Nigeria cabinet approves $1 billion African Development Bank loan

By Felix Onuah

ABUJA (Reuters) -Nigeria’s cabinet has approved a $1 billion concessionary loan from the African Development Bank (AfDB) to support financing the budget and improve foreign exchange supply, Finance Minister Olawale Edun said on Monday.

The AfDB loan will fetch an interest rate of 4.2% for 25 years with eight-year moratorium, Edun told reporters after a cabinet meeting in the capital city, Abuja.

Nigeria’s cabinet on Monday revised the country’s 2024 budget upwards by 1.5 trillion naira to 27.5 trillion naira ($32.76 billion), after increasing the oil price benchmark and lowering the naira exchange rate assumption.

“(Federal Executive Council) approved a $1 billion concessionary loan for general budget support and to be used to improve forex availability in the country,” Edun said.

“The $1 billion loan from AfDB is a budget support fund for ongoing economic reforms. It is to support government programs … in power sector, social inclusion and the fiscal policy reforms as a whole sector policy initiative.”

The cabinet approved a limit of 2 trillion naira for use to refinance expensive government debt and save on debt servicing cost, Edun said. Nigeria has been spending the bulk of its revenue on debt service due to low tax collection.

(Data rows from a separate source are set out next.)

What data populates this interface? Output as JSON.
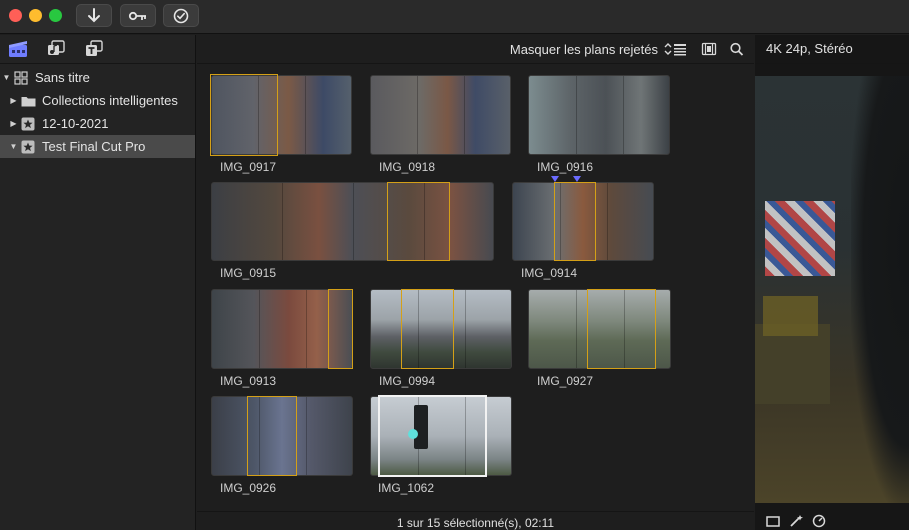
{
  "titlebar": {
    "buttons": [
      "import-icon",
      "keywords-icon",
      "background-tasks-icon"
    ]
  },
  "sidebar": {
    "toolbar": [
      "libraries-icon",
      "photos-audio-icon",
      "titles-generators-icon"
    ],
    "items": [
      {
        "label": "Sans titre",
        "expanded": true,
        "icon": "library-icon",
        "indent": 0
      },
      {
        "label": "Collections intelligentes",
        "expanded": false,
        "icon": "folder-icon",
        "indent": 1
      },
      {
        "label": "12-10-2021",
        "expanded": false,
        "icon": "event-star-icon",
        "indent": 1
      },
      {
        "label": "Test Final Cut Pro",
        "expanded": true,
        "icon": "event-star-icon",
        "indent": 1,
        "selected": true
      }
    ]
  },
  "browser": {
    "filter_label": "Masquer les plans rejetés",
    "clips": [
      {
        "name": "IMG_0917"
      },
      {
        "name": "IMG_0918"
      },
      {
        "name": "IMG_0916"
      },
      {
        "name": "IMG_0915"
      },
      {
        "name": "IMG_0914"
      },
      {
        "name": "IMG_0913"
      },
      {
        "name": "IMG_0994"
      },
      {
        "name": "IMG_0927"
      },
      {
        "name": "IMG_0926"
      },
      {
        "name": "IMG_1062"
      }
    ],
    "status": "1 sur 15 sélectionné(s), 02:11"
  },
  "viewer": {
    "format_label": "4K 24p, Stéréo"
  },
  "colors": {
    "accent_selection": "#d4a017",
    "marker": "#6a6aff",
    "selected_row": "#4a4a4a"
  }
}
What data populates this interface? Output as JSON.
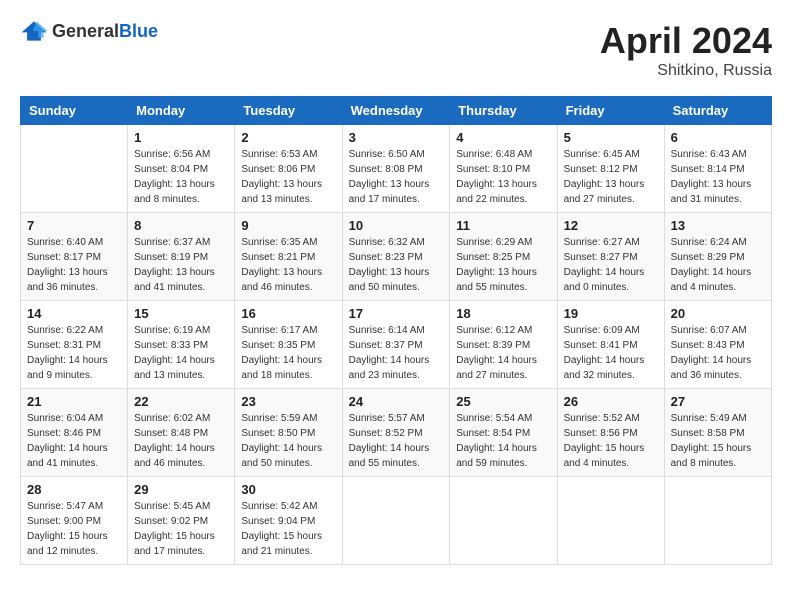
{
  "header": {
    "logo_general": "General",
    "logo_blue": "Blue",
    "title": "April 2024",
    "location": "Shitkino, Russia"
  },
  "calendar": {
    "columns": [
      "Sunday",
      "Monday",
      "Tuesday",
      "Wednesday",
      "Thursday",
      "Friday",
      "Saturday"
    ],
    "weeks": [
      [
        {
          "day": "",
          "info": ""
        },
        {
          "day": "1",
          "info": "Sunrise: 6:56 AM\nSunset: 8:04 PM\nDaylight: 13 hours\nand 8 minutes."
        },
        {
          "day": "2",
          "info": "Sunrise: 6:53 AM\nSunset: 8:06 PM\nDaylight: 13 hours\nand 13 minutes."
        },
        {
          "day": "3",
          "info": "Sunrise: 6:50 AM\nSunset: 8:08 PM\nDaylight: 13 hours\nand 17 minutes."
        },
        {
          "day": "4",
          "info": "Sunrise: 6:48 AM\nSunset: 8:10 PM\nDaylight: 13 hours\nand 22 minutes."
        },
        {
          "day": "5",
          "info": "Sunrise: 6:45 AM\nSunset: 8:12 PM\nDaylight: 13 hours\nand 27 minutes."
        },
        {
          "day": "6",
          "info": "Sunrise: 6:43 AM\nSunset: 8:14 PM\nDaylight: 13 hours\nand 31 minutes."
        }
      ],
      [
        {
          "day": "7",
          "info": "Sunrise: 6:40 AM\nSunset: 8:17 PM\nDaylight: 13 hours\nand 36 minutes."
        },
        {
          "day": "8",
          "info": "Sunrise: 6:37 AM\nSunset: 8:19 PM\nDaylight: 13 hours\nand 41 minutes."
        },
        {
          "day": "9",
          "info": "Sunrise: 6:35 AM\nSunset: 8:21 PM\nDaylight: 13 hours\nand 46 minutes."
        },
        {
          "day": "10",
          "info": "Sunrise: 6:32 AM\nSunset: 8:23 PM\nDaylight: 13 hours\nand 50 minutes."
        },
        {
          "day": "11",
          "info": "Sunrise: 6:29 AM\nSunset: 8:25 PM\nDaylight: 13 hours\nand 55 minutes."
        },
        {
          "day": "12",
          "info": "Sunrise: 6:27 AM\nSunset: 8:27 PM\nDaylight: 14 hours\nand 0 minutes."
        },
        {
          "day": "13",
          "info": "Sunrise: 6:24 AM\nSunset: 8:29 PM\nDaylight: 14 hours\nand 4 minutes."
        }
      ],
      [
        {
          "day": "14",
          "info": "Sunrise: 6:22 AM\nSunset: 8:31 PM\nDaylight: 14 hours\nand 9 minutes."
        },
        {
          "day": "15",
          "info": "Sunrise: 6:19 AM\nSunset: 8:33 PM\nDaylight: 14 hours\nand 13 minutes."
        },
        {
          "day": "16",
          "info": "Sunrise: 6:17 AM\nSunset: 8:35 PM\nDaylight: 14 hours\nand 18 minutes."
        },
        {
          "day": "17",
          "info": "Sunrise: 6:14 AM\nSunset: 8:37 PM\nDaylight: 14 hours\nand 23 minutes."
        },
        {
          "day": "18",
          "info": "Sunrise: 6:12 AM\nSunset: 8:39 PM\nDaylight: 14 hours\nand 27 minutes."
        },
        {
          "day": "19",
          "info": "Sunrise: 6:09 AM\nSunset: 8:41 PM\nDaylight: 14 hours\nand 32 minutes."
        },
        {
          "day": "20",
          "info": "Sunrise: 6:07 AM\nSunset: 8:43 PM\nDaylight: 14 hours\nand 36 minutes."
        }
      ],
      [
        {
          "day": "21",
          "info": "Sunrise: 6:04 AM\nSunset: 8:46 PM\nDaylight: 14 hours\nand 41 minutes."
        },
        {
          "day": "22",
          "info": "Sunrise: 6:02 AM\nSunset: 8:48 PM\nDaylight: 14 hours\nand 46 minutes."
        },
        {
          "day": "23",
          "info": "Sunrise: 5:59 AM\nSunset: 8:50 PM\nDaylight: 14 hours\nand 50 minutes."
        },
        {
          "day": "24",
          "info": "Sunrise: 5:57 AM\nSunset: 8:52 PM\nDaylight: 14 hours\nand 55 minutes."
        },
        {
          "day": "25",
          "info": "Sunrise: 5:54 AM\nSunset: 8:54 PM\nDaylight: 14 hours\nand 59 minutes."
        },
        {
          "day": "26",
          "info": "Sunrise: 5:52 AM\nSunset: 8:56 PM\nDaylight: 15 hours\nand 4 minutes."
        },
        {
          "day": "27",
          "info": "Sunrise: 5:49 AM\nSunset: 8:58 PM\nDaylight: 15 hours\nand 8 minutes."
        }
      ],
      [
        {
          "day": "28",
          "info": "Sunrise: 5:47 AM\nSunset: 9:00 PM\nDaylight: 15 hours\nand 12 minutes."
        },
        {
          "day": "29",
          "info": "Sunrise: 5:45 AM\nSunset: 9:02 PM\nDaylight: 15 hours\nand 17 minutes."
        },
        {
          "day": "30",
          "info": "Sunrise: 5:42 AM\nSunset: 9:04 PM\nDaylight: 15 hours\nand 21 minutes."
        },
        {
          "day": "",
          "info": ""
        },
        {
          "day": "",
          "info": ""
        },
        {
          "day": "",
          "info": ""
        },
        {
          "day": "",
          "info": ""
        }
      ]
    ]
  }
}
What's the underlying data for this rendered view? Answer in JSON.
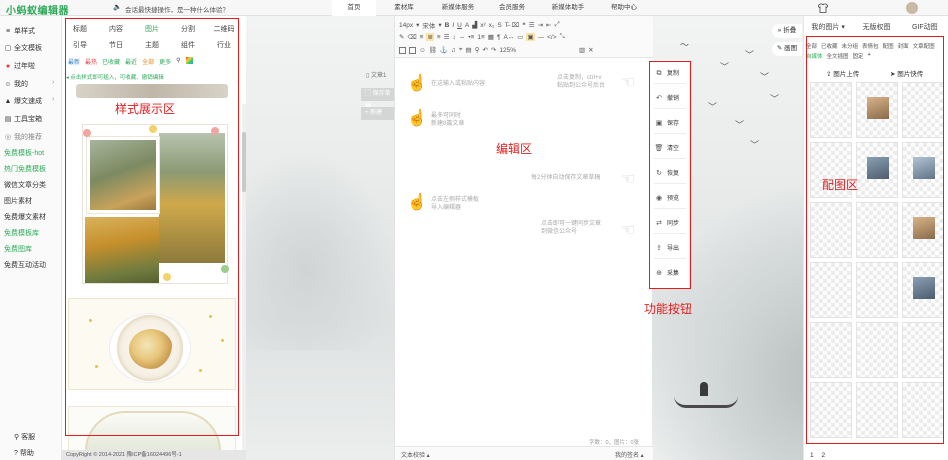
{
  "app": {
    "logo": "小蚂蚁编辑器",
    "notice": "会话最快捷操作，是一种什么体验？"
  },
  "topnav": [
    "首页",
    "素材库",
    "新媒体服务",
    "会员服务",
    "新媒体助手",
    "帮助中心"
  ],
  "sidebar": {
    "items": [
      {
        "icon": "≡",
        "label": "单样式"
      },
      {
        "icon": "▢",
        "label": "全文模板"
      },
      {
        "icon": "●",
        "label": "过年啦"
      },
      {
        "icon": "☺",
        "label": "我的"
      },
      {
        "icon": "▲",
        "label": "爆文速成"
      },
      {
        "icon": "▤",
        "label": "工具宝箱"
      },
      {
        "icon": "◎",
        "label": "我的推荐"
      }
    ],
    "links": [
      "免费模板-hot",
      "热门免费模板",
      "微信文章分类",
      "图片素材",
      "免费爆文素材",
      "免费模板库",
      "免费图库",
      "免费互动活动"
    ],
    "bottom": [
      {
        "icon": "⚲",
        "label": "客服"
      },
      {
        "icon": "?",
        "label": "帮助"
      }
    ]
  },
  "style_panel": {
    "row1": [
      "标题",
      "内容",
      "图片",
      "分割",
      "二维码"
    ],
    "row2": [
      "引导",
      "节日",
      "主题",
      "组件",
      "行业"
    ],
    "filters": [
      "最新",
      "最热",
      "已收藏",
      "最近",
      "全部",
      "更多"
    ],
    "hint": "点击样式即可插入，可收藏、撤销编辑",
    "region_label": "样式展示区",
    "copyright": "CopyRight © 2014-2021 豫ICP备16024496号-1"
  },
  "middle": {
    "article_tag": "文章1",
    "buttons": [
      "保存草稿",
      "新建"
    ]
  },
  "editor": {
    "toolbar": {
      "font_size": "14px",
      "font_family": "宋体",
      "row3": [
        "125%"
      ]
    },
    "hints": [
      {
        "text": "在这输入或粘贴内容"
      },
      {
        "text": "点击复制，ctrl+v\n粘贴到公众号后台"
      },
      {
        "text": "最多可同时\n新建8篇文章"
      },
      {
        "text": "每2分钟自动保存文章草稿"
      },
      {
        "text": "点击左侧样式模板\n导入编辑器"
      },
      {
        "text": "点击即可一键同步文章\n到微信公众号"
      }
    ],
    "region_label": "编辑区",
    "footer": {
      "word_count": "字数：0，图片：0张",
      "left_btn": "文本校验",
      "right_btn": "我的签名"
    }
  },
  "func_buttons": {
    "items": [
      {
        "icon": "⧉",
        "label": "复制"
      },
      {
        "icon": "↶",
        "label": "撤销"
      },
      {
        "icon": "▣",
        "label": "保存"
      },
      {
        "icon": "🗑",
        "label": "清空"
      },
      {
        "icon": "↻",
        "label": "恢复"
      },
      {
        "icon": "◉",
        "label": "预览"
      },
      {
        "icon": "⇄",
        "label": "同步"
      },
      {
        "icon": "⇪",
        "label": "导出"
      },
      {
        "icon": "⊕",
        "label": "采集"
      }
    ],
    "region_label": "功能按钮"
  },
  "image_panel": {
    "side_tabs": [
      "折叠",
      "画图"
    ],
    "tabs": [
      "我的图片",
      "无版权图",
      "GIF动图"
    ],
    "filters": [
      "全部",
      "已收藏",
      "未分组",
      "表情包",
      "配图",
      "封面",
      "文章配图",
      "自媒体",
      "全文插图",
      "固定",
      "+"
    ],
    "upload": "图片上传",
    "quick": "图片快传",
    "region_label": "配图区",
    "pages": [
      "1",
      "2"
    ]
  }
}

“The view is that there will be an opportunity to save about 50 billion naira or more in debt servicing over time by giving back expensive debt, refinancing it with cheaper funding,” Edun said.

President Bola Tinubu has embarked on Nigeria’s boldest reforms in decades by scrapping a popular but costly subsidy on petrol and a system of multiple exchange rates that had kept the currency artificially strong, curbing trade and growth.

Tinubu is trying to rebuild Nigeria’s economy and attract investors to revive growth, which has been sluggish for almost a decade, tackle a high debt burden, and lower double-digit inflation.